The young man waited for Dhamon to say something.

"Aye, they are dragon tracks," Dhamon confirmed, his voice even but hesitant. "Hard to tell how old they are."

"And our course follows these tracks!" The young man beamed. He was saying something else, but Dhamon wasn't listening. He was studying the flowering ground cover that had been pressed into the earth. The tracks belonged to a larger dragon than the one that apparently destroyed Windkeep, and already the forest was recovering from the weight of the dragon's tread. Moss had sprung up, small broken branches were mending.

Dhamon felt the scale on his leg tingle uncomfortably. "Nerves," he whispered. He rose and scanned the brush for more prints, noting that the young tracker was doing the same. The man gestured to the west, toward what looked like a tamped-down patch of fern grass, and the pair started for it. But they stopped in a heartbeat when a strangled cry cut through the air behind them.

Birds shot from the trees in a great cloud of squawking color, and small animals that had been hidden by the undergrowth burst away in a wave. There was a thrashing to the south, larger animals also running, and there was the pounding of boots across the ground-the mercenaries were also fleeing.
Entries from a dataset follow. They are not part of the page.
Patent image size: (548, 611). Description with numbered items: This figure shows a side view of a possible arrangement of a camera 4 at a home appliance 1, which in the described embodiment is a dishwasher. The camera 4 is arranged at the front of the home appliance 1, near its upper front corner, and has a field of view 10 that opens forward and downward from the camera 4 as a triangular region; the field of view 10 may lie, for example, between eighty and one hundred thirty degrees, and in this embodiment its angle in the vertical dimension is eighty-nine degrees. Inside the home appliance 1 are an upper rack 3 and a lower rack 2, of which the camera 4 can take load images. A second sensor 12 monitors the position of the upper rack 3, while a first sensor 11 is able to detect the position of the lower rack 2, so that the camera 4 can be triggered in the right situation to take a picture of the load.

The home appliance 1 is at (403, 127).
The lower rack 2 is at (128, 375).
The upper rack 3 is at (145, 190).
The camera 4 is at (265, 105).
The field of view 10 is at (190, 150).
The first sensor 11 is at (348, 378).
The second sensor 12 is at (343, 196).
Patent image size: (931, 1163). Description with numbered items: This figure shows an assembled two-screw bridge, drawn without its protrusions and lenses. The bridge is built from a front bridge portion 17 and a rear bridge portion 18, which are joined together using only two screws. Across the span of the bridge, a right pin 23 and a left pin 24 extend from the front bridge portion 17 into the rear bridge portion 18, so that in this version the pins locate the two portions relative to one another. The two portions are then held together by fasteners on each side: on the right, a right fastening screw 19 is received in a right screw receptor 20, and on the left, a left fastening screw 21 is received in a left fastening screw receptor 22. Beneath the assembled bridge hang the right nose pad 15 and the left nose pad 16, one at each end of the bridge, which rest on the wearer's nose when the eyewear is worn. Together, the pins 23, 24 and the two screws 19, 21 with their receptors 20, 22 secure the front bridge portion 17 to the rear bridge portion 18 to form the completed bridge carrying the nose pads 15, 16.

Dhamon whirled and sped back toward the trail, mindless of the branches that whipped at his face and tugged at his cloak. The young tracker did his best to follow.

"Run!" Gauderic was hollering to the men. "Spread out and run!"

"Fool elf!" Dhamon cried as he rushed toward the river bank. He hurried past a thick clump of willow birches, leaping over a large rock and sidestepping a stagnant puddle. The green of the forest was a blur as he raced toward his men.

"Charge the dragon!" he bellowed. "That's an order, Gauderic! Charge and fan out! Come at the beast from several directions! Don't you dare turn tail!" It took him only a few moments to corral the men and force them forward.

And it took another few minutes for half of his men to die.

Those charging well ahead of Dhamon were caught in a cloud of foul chlorine. They fell screaming, twitching, clawing at their faces and clothes, sobbing uncontrollably. A few thought quickly to roll into the river, where the chill water helped to wash away the horrible film of the green dragon's breath. But most just gave up in the face of all the pain and succumbed.

Dhamon raced toward the front of the line, nimbly avoiding the fallen mercenaries. Bubbles spread across their chins and foreheads like those he'd seen on the elven villagers. Those at the very front had fared even worse, as they had shouldered the brunt of the dragon's breath. The chlorine gas was deep in their lungs, the chemical so caustic it was eating away at them inside and out.

"Murderer!" Dhamon cried to the dragon.

The great beast cast a long shadow across the trail. It was half-in, half-out of the river, had probably lain in wait for them, rising to surprise them with its cloud of deadly gas. It was indeed much larger than the rogue dragon they were hunting-roughly a hundred feet from nose to tail tip.